Browsing through Facebook posts this evening I came across this certain text image that made me stop and think.
For days now I've had the feeling that someone out there somewhere is having a difficult time. Someone I'm connected to, maybe a reader of my blog, one of my pages on Facebook... I'm not sure but I can't shake this feeling.
And then this evening, I read this:
The automatic assumption of many is that EVERYONE has a "Home Team". It's assumed everyone has a support system to turn to when things get rough. It's a nice idea but unfortunately, it's not true. Not everyone has a home team to turn to. I know because I haven't always had one. I'm sure I'm not the only one.
Maybe they've distanced themselves from friends over the years, maybe they have too much pride to reach out and ask for help. Maybe they're so introverted they really don't have any friends, or maybe they suffer from social anxiety so intense they've secluded themselves and shut everyone out. Maybe they don't even know how to begin piecing together a support system. It happens.
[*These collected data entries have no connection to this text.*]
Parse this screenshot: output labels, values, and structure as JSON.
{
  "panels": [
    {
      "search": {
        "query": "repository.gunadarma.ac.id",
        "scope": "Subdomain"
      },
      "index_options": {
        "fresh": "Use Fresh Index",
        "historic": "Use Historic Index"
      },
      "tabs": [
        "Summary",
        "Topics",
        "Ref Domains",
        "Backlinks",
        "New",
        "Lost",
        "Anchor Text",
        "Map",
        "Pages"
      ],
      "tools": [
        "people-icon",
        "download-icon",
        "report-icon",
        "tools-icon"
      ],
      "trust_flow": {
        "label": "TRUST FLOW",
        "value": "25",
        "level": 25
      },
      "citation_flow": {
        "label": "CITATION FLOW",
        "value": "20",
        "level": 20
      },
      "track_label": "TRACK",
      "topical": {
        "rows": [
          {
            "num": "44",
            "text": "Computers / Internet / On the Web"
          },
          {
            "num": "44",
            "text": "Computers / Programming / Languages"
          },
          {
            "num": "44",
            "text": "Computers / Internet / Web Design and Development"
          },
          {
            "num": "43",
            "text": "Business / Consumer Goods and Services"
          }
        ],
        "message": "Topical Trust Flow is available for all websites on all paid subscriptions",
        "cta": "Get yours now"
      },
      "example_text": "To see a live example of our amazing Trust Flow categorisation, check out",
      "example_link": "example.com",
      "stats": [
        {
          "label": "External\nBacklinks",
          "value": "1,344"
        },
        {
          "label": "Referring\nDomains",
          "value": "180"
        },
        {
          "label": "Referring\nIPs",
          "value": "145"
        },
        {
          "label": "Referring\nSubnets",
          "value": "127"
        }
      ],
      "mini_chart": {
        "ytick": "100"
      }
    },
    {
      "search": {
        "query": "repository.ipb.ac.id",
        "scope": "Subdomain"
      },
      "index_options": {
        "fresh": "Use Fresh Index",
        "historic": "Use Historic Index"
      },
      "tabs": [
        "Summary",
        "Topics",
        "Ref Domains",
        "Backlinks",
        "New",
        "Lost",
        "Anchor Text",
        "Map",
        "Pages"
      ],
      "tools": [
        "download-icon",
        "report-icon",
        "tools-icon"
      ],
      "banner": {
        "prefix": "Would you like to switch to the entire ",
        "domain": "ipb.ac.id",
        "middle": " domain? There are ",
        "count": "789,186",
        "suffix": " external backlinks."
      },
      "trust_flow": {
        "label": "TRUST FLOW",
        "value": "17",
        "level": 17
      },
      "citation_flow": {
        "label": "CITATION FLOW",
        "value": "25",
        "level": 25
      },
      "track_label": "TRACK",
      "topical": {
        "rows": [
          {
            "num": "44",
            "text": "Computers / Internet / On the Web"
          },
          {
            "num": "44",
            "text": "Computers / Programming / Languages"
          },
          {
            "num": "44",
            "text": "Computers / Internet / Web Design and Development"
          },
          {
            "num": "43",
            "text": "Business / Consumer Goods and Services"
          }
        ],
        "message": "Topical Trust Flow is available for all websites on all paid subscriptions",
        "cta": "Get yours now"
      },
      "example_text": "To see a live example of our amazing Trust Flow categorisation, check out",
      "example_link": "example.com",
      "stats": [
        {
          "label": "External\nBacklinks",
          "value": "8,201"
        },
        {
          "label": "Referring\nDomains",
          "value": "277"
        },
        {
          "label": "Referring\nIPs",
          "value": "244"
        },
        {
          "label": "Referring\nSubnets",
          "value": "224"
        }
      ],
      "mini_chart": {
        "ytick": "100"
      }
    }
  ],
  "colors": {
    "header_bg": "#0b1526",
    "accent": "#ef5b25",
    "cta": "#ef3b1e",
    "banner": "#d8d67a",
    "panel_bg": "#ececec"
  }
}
Movies and books often romanticize the loner persona. Honestly, there's nothing romantic about it. Being alone, feeling alone, especially when you need to reach out to someone, when you need someone to just listen or when you need a helping hand, well, it just sucks.
I tried to convince myself for the longest time that I didn't really need anyone but we're social creatures by nature. We might appreciate our alone time but there's that overwhelming instinct to congregate, to find our people, our tribe, our Home Team.
Needing other people isn't a sign of weakness, as some may think, it's simply natural. Don't be afraid to reach out. Of course it takes time to build a support system but there's nothing wrong with taking baby steps, being selective of who you choose to add to your circle. It's definitely a process but I'm glad I decided to take that first step.